Brandon Watson said,
January 8, 2013 at 8:21 pm
A question that comes to mind is how this relates to the old point that if there were no immaterial substances, physics would be first philosophy.
Elliot Milco said,
January 9, 2013 at 12:05 am
I’m no metaphysician, but I find this post delightfully clever, because it almost compels me to say yes to the ontological argument, which I would not otherwise do. But I don’t want to say yes, so I’ll look for a loophole. Does the analogy between heat and existence carry in this way? The per se and primo of heat is that by which everything is hot. Every warm object shares in that form. But does every existent share in the form of the per se and primo of being? There’s something essentialist about the comparison, isn’t there? Existence is a form, but it’s an individuating and unifying form. Forms like heat and squishiness and weight are common and universal, but existence is always singular and particular. I have a sense that I’m thinking (indistinctly) along the same lines as Mr. Bourne above: there is a reason metaphysics is a different science from physics, and that reason is sufficient to kill the analogy (which is still delightful!) in the post above.
Elliot Milco said,
January 9, 2013 at 12:20 am
Or not to kill it, but to kill any easy anselmian extension of it.
James Chastek said,
January 9, 2013 at 9:12 am
There’s something essentialist about the comparison, isn’t there? Existence is a form, but it’s an individuating and unifying form.
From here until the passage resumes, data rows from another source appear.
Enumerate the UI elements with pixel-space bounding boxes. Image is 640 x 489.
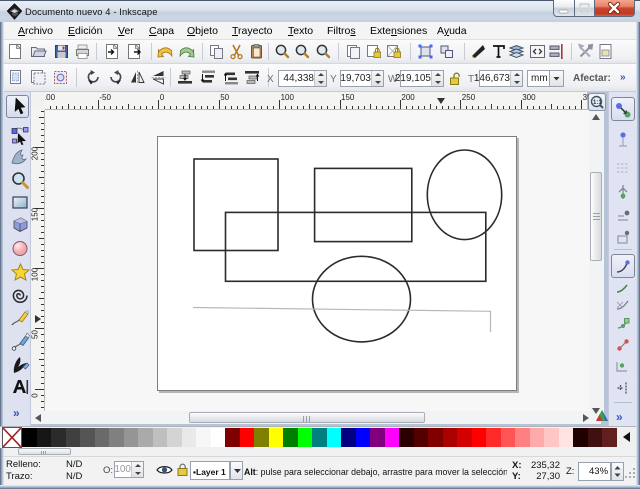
svg-text:1:1: 1:1 — [593, 100, 602, 106]
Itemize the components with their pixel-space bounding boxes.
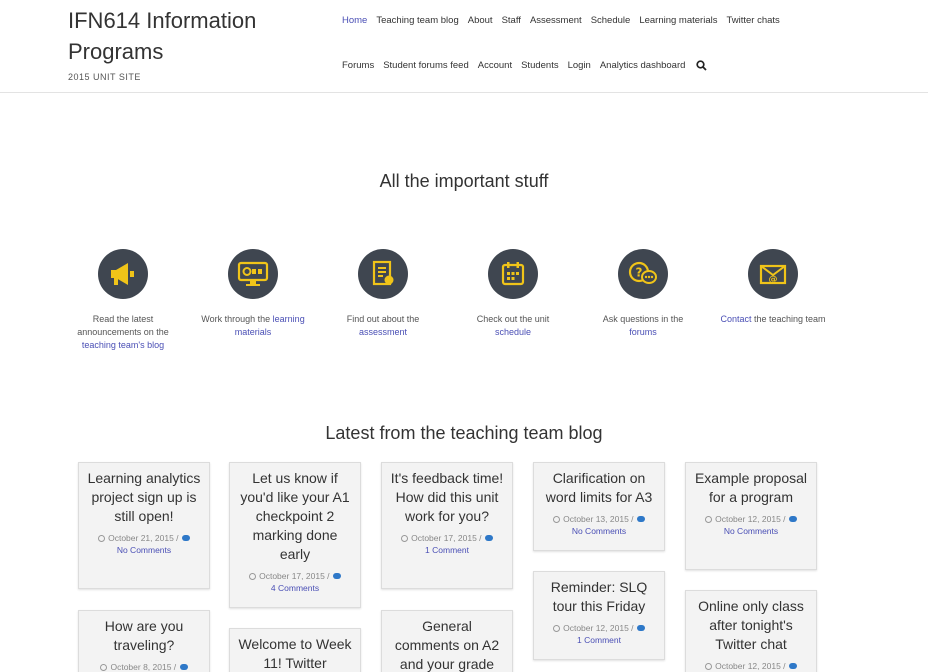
nav-about[interactable]: About (468, 15, 493, 26)
comment-icon (484, 535, 493, 541)
post-date: October 17, 2015 (411, 533, 477, 543)
svg-text:@: @ (769, 275, 778, 285)
schedule-link[interactable]: schedule (495, 327, 531, 337)
post-title[interactable]: Example proposal for a program (694, 469, 808, 507)
post-title[interactable]: Learning analytics project sign up is st… (87, 469, 201, 526)
forums-link[interactable]: forums (629, 327, 657, 337)
blog-heading: Latest from the teaching team blog (325, 423, 603, 443)
post-date: October 8, 2015 (110, 662, 172, 672)
nav-staff[interactable]: Staff (502, 15, 521, 26)
important-stuff-heading: All the important stuff (379, 171, 549, 191)
feature-text: Find out about the (346, 314, 420, 324)
feature-contact: @ Contact the teaching team (718, 249, 828, 326)
post-date: October 13, 2015 (563, 514, 629, 524)
blog-card[interactable]: It's feedback time! How did this unit wo… (381, 462, 513, 589)
megaphone-icon[interactable] (98, 249, 148, 299)
comments-link[interactable]: No Comments (694, 525, 808, 537)
clock-icon (705, 516, 713, 523)
comments-link[interactable]: 1 Comment (390, 544, 504, 556)
calendar-icon[interactable] (488, 249, 538, 299)
blog-card[interactable]: Example proposal for a program October 1… (685, 462, 817, 570)
feature-learning-materials: Work through the learning materials (198, 249, 308, 339)
blog-card[interactable]: How are you traveling? October 8, 2015 / (78, 610, 210, 672)
nav-account[interactable]: Account (478, 60, 512, 72)
post-title[interactable]: General comments on A2 and your grade (390, 617, 504, 672)
post-title[interactable]: Let us know if you'd like your A1 checkp… (238, 469, 352, 564)
post-date: October 17, 2015 (259, 571, 325, 581)
nav-forums[interactable]: Forums (342, 60, 374, 72)
feature-text: the teaching team (751, 314, 826, 324)
post-date: October 12, 2015 (715, 661, 781, 671)
clock-icon (100, 664, 108, 671)
blog-card[interactable]: Let us know if you'd like your A1 checkp… (229, 462, 361, 608)
nav-student-forums-feed[interactable]: Student forums feed (383, 60, 469, 72)
post-title[interactable]: Reminder: SLQ tour this Friday (542, 578, 656, 616)
comments-link[interactable]: No Comments (87, 544, 201, 556)
comments-link[interactable]: 1 Comment (542, 634, 656, 646)
search-icon[interactable] (696, 60, 708, 72)
comment-icon (179, 664, 188, 670)
clock-icon (401, 535, 409, 542)
nav-home[interactable]: Home (342, 15, 367, 26)
chat-question-icon[interactable]: ? (618, 249, 668, 299)
blog-card[interactable]: Reminder: SLQ tour this Friday October 1… (533, 571, 665, 660)
comment-icon (636, 625, 645, 631)
clock-icon (98, 535, 106, 542)
main-nav-row-1: Home Teaching team blog About Staff Asse… (342, 15, 789, 26)
site-title[interactable]: IFN614 Information Programs (68, 5, 308, 67)
nav-schedule[interactable]: Schedule (591, 15, 631, 26)
nav-learning-materials[interactable]: Learning materials (639, 15, 717, 26)
feature-text: Check out the unit (476, 314, 550, 324)
contact-link[interactable]: Contact (720, 314, 751, 324)
envelope-icon[interactable]: @ (748, 249, 798, 299)
feature-announcements: Read the latest announcements on the tea… (68, 249, 178, 352)
blog-card[interactable]: Welcome to Week 11! Twitter (229, 628, 361, 672)
blog-card[interactable]: Learning analytics project sign up is st… (78, 462, 210, 589)
feature-assessment: Find out about the assessment (328, 249, 438, 339)
teaching-blog-link[interactable]: teaching team's blog (82, 340, 164, 350)
feature-forums: ? Ask questions in the forums (588, 249, 698, 339)
feature-schedule: Check out the unit schedule (458, 249, 568, 339)
assessment-link[interactable]: assessment (359, 327, 407, 337)
document-icon[interactable] (358, 249, 408, 299)
blog-card[interactable]: General comments on A2 and your grade (381, 610, 513, 672)
nav-teaching-team-blog[interactable]: Teaching team blog (376, 15, 458, 26)
post-title[interactable]: It's feedback time! How did this unit wo… (390, 469, 504, 526)
post-title[interactable]: Online only class after tonight's Twitte… (694, 597, 808, 654)
blog-card[interactable]: Clarification on word limits for A3 Octo… (533, 462, 665, 551)
main-nav-row-2: Forums Student forums feed Account Stude… (342, 60, 708, 72)
comment-icon (788, 663, 797, 669)
comment-icon (636, 516, 645, 522)
feature-text: Work through the (201, 314, 273, 324)
post-title[interactable]: Welcome to Week 11! Twitter (238, 635, 352, 672)
site-subtitle: 2015 UNIT SITE (68, 72, 141, 82)
comments-link[interactable]: 4 Comments (238, 582, 352, 594)
nav-assessment[interactable]: Assessment (530, 15, 582, 26)
post-date: October 12, 2015 (715, 514, 781, 524)
clock-icon (705, 663, 713, 670)
post-date: October 12, 2015 (563, 623, 629, 633)
post-title[interactable]: How are you traveling? (87, 617, 201, 655)
nav-analytics-dashboard[interactable]: Analytics dashboard (600, 60, 686, 72)
clock-icon (249, 573, 257, 580)
post-date: October 21, 2015 (108, 533, 174, 543)
learning-screen-icon[interactable] (228, 249, 278, 299)
post-title[interactable]: Clarification on word limits for A3 (542, 469, 656, 507)
site-header: IFN614 Information Programs 2015 UNIT SI… (0, 0, 928, 93)
clock-icon (553, 625, 561, 632)
feature-text: Ask questions in the (602, 314, 684, 324)
nav-login[interactable]: Login (568, 60, 591, 72)
comment-icon (788, 516, 797, 522)
feature-text: Read the latest announcements on the (77, 314, 169, 337)
nav-twitter-chats[interactable]: Twitter chats (726, 15, 779, 26)
comments-link[interactable]: No Comments (542, 525, 656, 537)
blog-card[interactable]: Online only class after tonight's Twitte… (685, 590, 817, 672)
clock-icon (553, 516, 561, 523)
comment-icon (332, 573, 341, 579)
comment-icon (181, 535, 190, 541)
nav-students[interactable]: Students (521, 60, 559, 72)
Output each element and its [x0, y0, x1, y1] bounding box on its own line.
I don’t think that considering the mode of predication of existence is essentialist. Cajetan says flat out in his commentary of ST 1.3.4. that the proof just shows that God exists in the first mode of per se and the manualist tradition picked up on this (many say in the opening paragraphs of their metaphysics texts that God alone exists in the first mode). This might have contributed to Gilson suspecting that there was a fundamental flaw in the idea of predicating existence, but he backed away from the claim under questioning. I don’t think we need to posit some late Medieval Suarezian essentia-esse if we speak about the modes of predicating existence.
FWIW, If “existence” is the hang-up I can run through the same argument with any term involving a transcendental perfection. The argument here is not proper to existence: to ask what is “primo and per se” for goodness, truth, dignity, and other such things also requires methodological supernaturalism. This is why the Fourth Way works.
Elliot Milco said,
January 9, 2013 at 12:23 pm
I think I see it. Thank you.
Jhf(@mojo884) said,
January 9, 2013 at 12:59 pm
Following up on what Brandon asked, does it matter to the argument in the post whether or not the Divine itself is the* subject matter* of Metaphysics or whether metaphysics treats the Divine not as its subject matter but only insofar as the Divine is *the principle* of all being?
It is the latter position that I take to be Thomas’ position in the Division and Method of the Sciences. There he makes the claim that Metaphysics (philosophical theology) treats as its subject the being that is definitionally separate from matter and motion, but treats the being which can in no wise be in matter or motion as its principle. In contrast, the theology of Sacred Scripture does treat being which can in no wise be in matter or motion as its subject.
I don’t know if this affects your argument in the OP. Perhaps I am merely thrown off by your use of the word “supernatural” which seems somewhat ambiguous.
Anyways, thanks for the thought-provoking post!